My New Addiction
1 Corinthians 9:25-27 Every athlete exercises self-control in all things. They do it to receive a perishable wreath, but we an imperishable…. I discipline my body and keep it under control, lest after preaching to others I myself should be disqualified.
Previously, I have mentioned that I can be a bit obsessive in some pursuits. Though I may be lackadaisical in much of my life, when I finally decide to do something, I overdo it. My addictions have taught me that I am capable of profound commitment. With drugs, I pursued a high above all else, so I know that I have the capacity for radical devotion.
Paul spoke of my radical devotion, not discouraging it, but rather, insisting that I point it in the right direction. In today’s passage, He referred to the Isthmian Games, part of the Olympic Games cycle, which his audience knew well. He said that just as the athletes competing in those games committed to radical discipline, he too disciplined his body to obey God.
As athletes commit to a rigid training routine, so I too must commit to radical discipline of my flesh nature. Like an athlete, I must choose to control the will of my body so that it does not control me. I am to discpline my flesh life so that I may pursue my spirit life.
I have two wills. Just as I have two natures (spirit and flesh), I have two desires, which are often at war with each other. I have long-term, healthy desires. I want God, faith, love obedience, and discipline. In my spirit life, I desire things that are good for me, even though they require discipline, work and patience to get them.

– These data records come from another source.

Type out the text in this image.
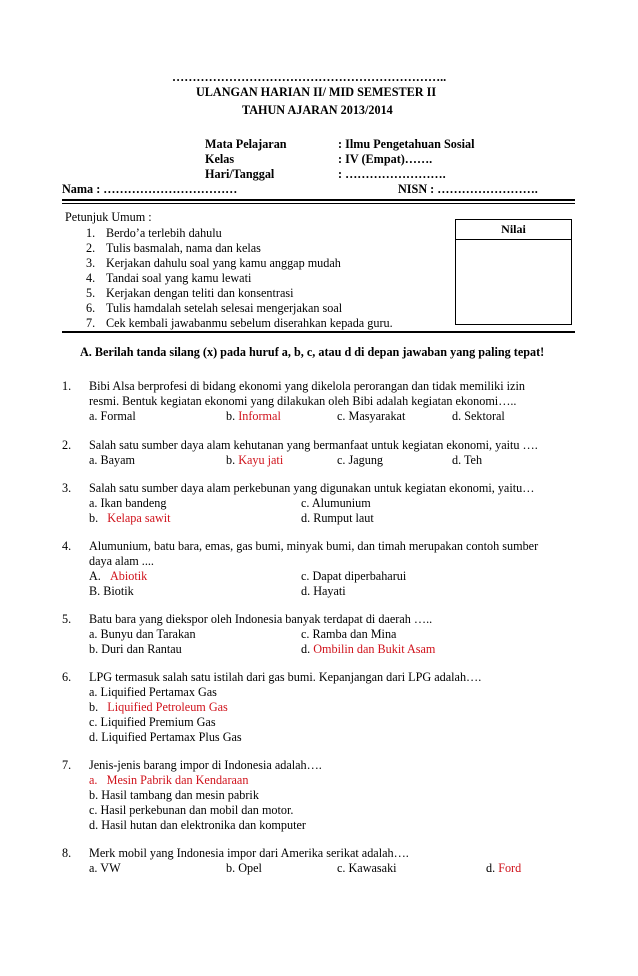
…………………………………………………………..
ULANGAN HARIAN II/ MID SEMESTER II
TAHUN AJARAN 2013/2014
Mata Pelajaran	: Ilmu Pengetahuan Sosial
Kelas	: IV (Empat)…….
Hari/Tanggal	: …………………….
Nama : ……………………………	NISN : …………………….
Petunjuk Umum :
1. Berdo’a terlebih dahulu
2. Tulis basmalah, nama dan kelas
3. Kerjakan dahulu soal yang kamu anggap mudah
4. Tandai soal yang kamu lewati
5. Kerjakan dengan teliti dan konsentrasi
6. Tulis hamdalah setelah selesai mengerjakan soal
7. Cek kembali jawabanmu sebelum diserahkan kepada guru.
Nilai
A. Berilah tanda silang (x) pada huruf a, b, c, atau d di depan jawaban yang paling tepat!
1. Bibi Alsa berprofesi di bidang ekonomi yang dikelola perorangan dan tidak memiliki izin
resmi. Bentuk kegiatan ekonomi yang dilakukan oleh Bibi adalah kegiatan ekonomi…..
a. Formal	b. Informal	c. Masyarakat	d. Sektoral
2. Salah satu sumber daya alam kehutanan yang bermanfaat untuk kegiatan ekonomi, yaitu ….
a. Bayam	b. Kayu jati	c. Jagung	d. Teh
3. Salah satu sumber daya alam perkebunan yang digunakan untuk kegiatan ekonomi, yaitu…
a. Ikan bandeng
b. Kelapa sawit
c. Alumunium
d. Rumput laut
4. Alumunium, batu bara, emas, gas bumi, minyak bumi, dan timah merupakan contoh sumber
daya alam ....
A. Abiotik
B. Biotik
c. Dapat diperbaharui
d. Hayati
5. Batu bara yang diekspor oleh Indonesia banyak terdapat di daerah …..
a. Bunyu dan Tarakan
b. Duri dan Rantau
c. Ramba dan Mina
d. Ombilin dan Bukit Asam
6. LPG termasuk salah satu istilah dari gas bumi. Kepanjangan dari LPG adalah….
a. Liquified Pertamax Gas
b. Liquified Petroleum Gas
c. Liquified Premium Gas
d. Liquified Pertamax Plus Gas
7. Jenis-jenis barang impor di Indonesia adalah….
a. Mesin Pabrik dan Kendaraan
b. Hasil tambang dan mesin pabrik
c. Hasil perkebunan dan mobil dan motor.
d. Hasil hutan dan elektronika dan komputer
8. Merk mobil yang Indonesia impor dari Amerika serikat adalah….
a. VW	b. Opel	c. Kawasaki	d. Ford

Contrast this to the will of my flesh nature which just really wants a donut right now. This other will has a constant craving for pleasure. It wants food, sex and drugs and it wants them immediately. My flesh nature does not care about consequences, it cares about instant gratification. No matter what destruction may follow, my appetite demands satisfaction.
Paul said we are to discipline this flesh life so as not to be ruled by it. Though many of us live our lives in subjugation to our own appetites, we do not have to live this way. Just as the athlete makes a radical commitment to a life that is pointed at a race, we too, are free to make a radical commitment to choose a life pointed at God.
My obsessive personality once pursued drugs above family, faith and career. Though I am no longer pursuing drugs, I still must point myself at something. The energies of my life are always going to be directed somewhere.
I now spend a fair amount of time exercising. It is a healthy pursuit, which I very much enjoy. Paul asked though, if I run aimlessly. Am I disciplining my body just for the sake of the mirror? Even physical fitness can be an unhealthy obsession if that is my only goal. Paul insisted that I control the desires of my body so that I may use my energies to pursue God above all.
How much time do I spend in the gym each week? How does that compare with my time spent with God? Paul insisted that just as I was once addicted to the flesh, I am now to pour all that energy into my relationship with God. God is to be my new addiction.